Projeto de poder banaliza corrupção
O mensalão é a ponta de um esquema avantajado
de desvio de dinheiro público, do qual faz parte o petrolão. Mas não se
contava com o vigor de instituições republicanas
O Globo
À luz do mensalão e, agora, do petrolão, pode-se dizer, dentro de uma
perspectiva histórica, que não é por mera coincidência que, em doze anos
de lulopetismo no Planalto, construiu-se o mais articulado e amplo
esquema de corrupção na máquina pública de que se tem notícia, a fim de
drenar dinheiro de estatais para financiar um projeto de poder.
Não é por acaso que em 2004, enquanto o mensalão, cujo embrião está
na campanha eleitoral de 2002, já funcionava a contento, o "amigo
Paulinho" — como o presidente Lula tratava Paulo Roberto da Costa —,
funcionário da Petrobras, era nomeado diretor de Abastecimento da
estatal, indicado pelo PP do deputado José Janene (PP-PR), este também
um mensaleiro. O nome saído do bolso do colete do aliado Janene foi bem
aceito pelo lulopetismo. Falecido, Janene não pode colaborar com as
investigações do petrolão, do qual o seu apadrinhado foi peça-chave,
pelo que já se sabe de depoimentos do próprio ex-diretor da Petrobras
prestados sob acordo de delação premiada. Não se discute se houve um
assalto bem organizado aos cofres da Petrobras patrocinado por diretores
— algo tão extraordinário que acionou os mecanismos americanos de
vigilância do mercado de títulos do país, usado pela Petrobras como
fonte de capitalização, para também investigar o escândalo e buscar
responsáveis. Não se discute porque o próprio “amigo Paulinho” se
declara culpado e, para reduzir penas, compromete-se a ajudar na
elucidação do caso.
Lulopetistas costumam defender o partido, desde a descoberta do
mensalão, em 2005, com a surrada justificativa de que "todos fazem". É a
escapatória da banalização do crime, para tentar reduzir sua gravidade.

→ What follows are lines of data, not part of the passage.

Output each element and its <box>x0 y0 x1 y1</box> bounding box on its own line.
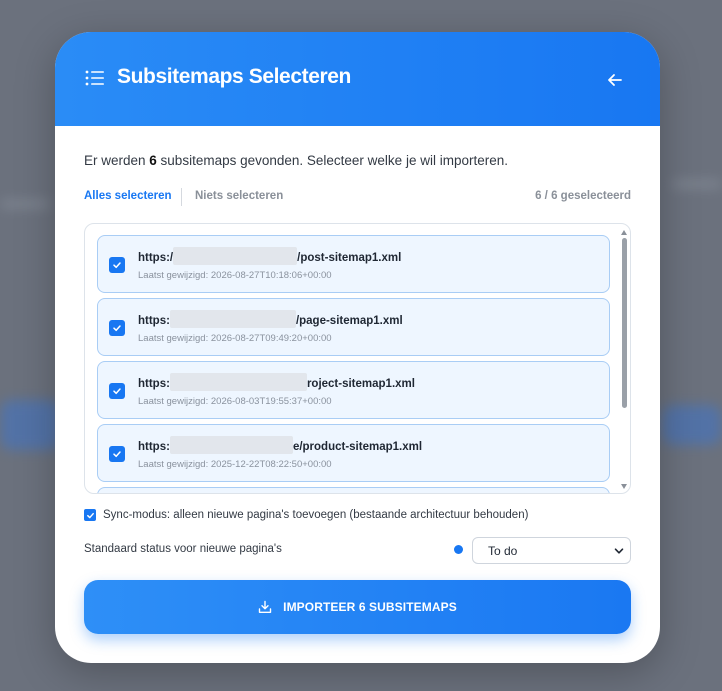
selected-count: 6 / 6 geselecteerd <box>535 190 631 202</box>
sitemap-item-partial[interactable] <box>97 487 610 493</box>
background-blur <box>672 180 722 188</box>
redacted-domain <box>169 310 296 328</box>
sitemap-url: https:/page-sitemap1.xml <box>138 310 403 328</box>
check-icon <box>113 325 121 332</box>
check-icon <box>113 451 121 458</box>
sync-mode-checkbox[interactable] <box>84 509 96 521</box>
import-button-label: IMPORTEER 6 SUBSITEMAPS <box>283 600 457 614</box>
sitemap-item[interactable]: https: roject-sitemap1.xml Laatst gewijzi… <box>97 361 610 419</box>
scroll-down-arrow-icon[interactable] <box>621 484 627 489</box>
sitemap-checkbox[interactable] <box>109 383 125 399</box>
import-sitemaps-button[interactable]: IMPORTEER 6 SUBSITEMAPS <box>84 580 631 634</box>
scroll-thumb[interactable] <box>622 238 627 408</box>
list-icon <box>85 70 104 86</box>
check-icon <box>86 512 94 518</box>
redacted-domain <box>173 247 298 265</box>
sitemap-modified: Laatst gewijzigd: 2025-12-22T08:22:50+00… <box>138 459 332 470</box>
sitemap-modified: Laatst gewijzigd: 2026-08-03T19:55:37+00… <box>138 396 332 407</box>
sitemap-checkbox[interactable] <box>109 446 125 462</box>
subsitemaps-modal: Subsitemaps Selecteren Er werden 6 subsi… <box>55 32 660 663</box>
sitemap-item[interactable]: https:/page-sitemap1.xml Laatst gewijzig… <box>97 298 610 356</box>
redacted-domain <box>169 436 293 454</box>
background-blur <box>0 400 60 450</box>
sitemap-modified: Laatst gewijzigd: 2026-08-27T09:49:20+00… <box>138 333 332 344</box>
sitemap-checkbox[interactable] <box>109 257 125 273</box>
sitemap-url: https://post-sitemap1.xml <box>138 247 401 265</box>
sitemap-list: https://post-sitemap1.xml Laatst gewijzi… <box>84 223 631 494</box>
status-selected-value: To do <box>488 544 518 558</box>
sync-mode-label: Sync-modus: alleen nieuwe pagina's toevo… <box>103 509 529 521</box>
scroll-up-arrow-icon[interactable] <box>621 230 627 235</box>
default-status-select[interactable]: To do <box>472 537 631 564</box>
modal-header: Subsitemaps Selecteren <box>55 32 660 126</box>
sitemap-item[interactable]: https: e/product-sitemap1.xml Laatst gewi… <box>97 424 610 482</box>
modal-title: Subsitemaps Selecteren <box>117 65 351 88</box>
sync-mode-row: Sync-modus: alleen nieuwe pagina's toevo… <box>84 507 528 523</box>
chevron-down-icon <box>614 548 624 554</box>
sitemap-url: https: e/product-sitemap1.xml <box>138 436 422 454</box>
list-scrollbar[interactable] <box>621 230 628 489</box>
status-color-dot <box>454 545 463 554</box>
background-blur <box>0 200 50 208</box>
check-icon <box>113 262 121 269</box>
sitemap-modified: Laatst gewijzigd: 2026-08-27T10:18:06+00… <box>138 270 332 281</box>
select-none-link[interactable]: Niets selecteren <box>195 190 283 202</box>
redacted-domain <box>169 373 307 391</box>
download-icon <box>258 600 272 613</box>
check-icon <box>113 388 121 395</box>
arrow-left-icon[interactable] <box>603 68 627 92</box>
select-all-link[interactable]: Alles selecteren <box>84 190 172 202</box>
sitemap-checkbox[interactable] <box>109 320 125 336</box>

A própria candidata Dilma Rousseff escorregou na campanha da reeleição
ao dizer que há corruptos em todos os lugares. Fez lembrar o presidente
Lula, na histórica entrevista em Paris, depois que o então aliado
Roberto Jefferson (PTB-RJ) denunciou o mensalão, quando afirmou que o PT
fez o que todo partido fazia.
O mensalão foi desbaratado, informações colhidas por CPI, pela PF e
Ministério Público instruíram um processo julgado de forma exemplar pelo
Supremo, de que resultou a prisão de petistas estrelados: o ex-ministro
José Dirceu, o ex-presidente do PT José Genoíno e o ex-tesoureiro
petista Delúbio Soares. Além de aliados e cúmplices.
Pois agora, no petrolão, Mario Oliveira Filho, advogado de Fernando
Soares, o “Fernando Baiano”, acusado de operar — verbo usado em sentido
malicioso no submundo da política —na Petrobras, em nome do PMDB, segue
na trilha da banalização e diz que não se consegue obra pública sem
propinas. Tenta-se jogar areia nos olhos da opinião pública. Não há uma
corrupção aceitável e outra reprovável. Há o crime de malversação do
dinheiro público a ser investigado e punido. Os casos do mensalão e
petrolão — delinquências de mesma célula-tronco — mostram um padrão de
drenagem do dinheiro do contribuinte. São malhas tecidas entre partidos e
políticos, estatais, empreiteiras, empresas públicas, sindicalistas e,
conforme mostrou o GLOBO no fim de semana, fundos de pensão de empresas
públicas, tudo numa dimensão jamais vista no submundo da política
brasileira, tendo como objetivo estratégico um projeto de perpetuação no
poder. É claro, com os inexoráveis desvios feitos para enriquecimento
particular. Afinal, a carne é fraca.
O mensalão mostrou apenas a ponta de uma máquina avantajada de
corrupção que agora fica mais visível à medida que avança a investigação
sobre o esquema na Petrobras, com suas diversas conexões, como a dos
fundos de pensão Não se trata de um crime sem implicações. O próprio
estado de direito democrático ficou ameaçado, pois o plano visa a
comprar apoio no Legislativo e se perpetuar no Executivo pelo voto
capturado por políticas populistas. Mas não se contava com o vigor de
instituições republicanos brasileiras.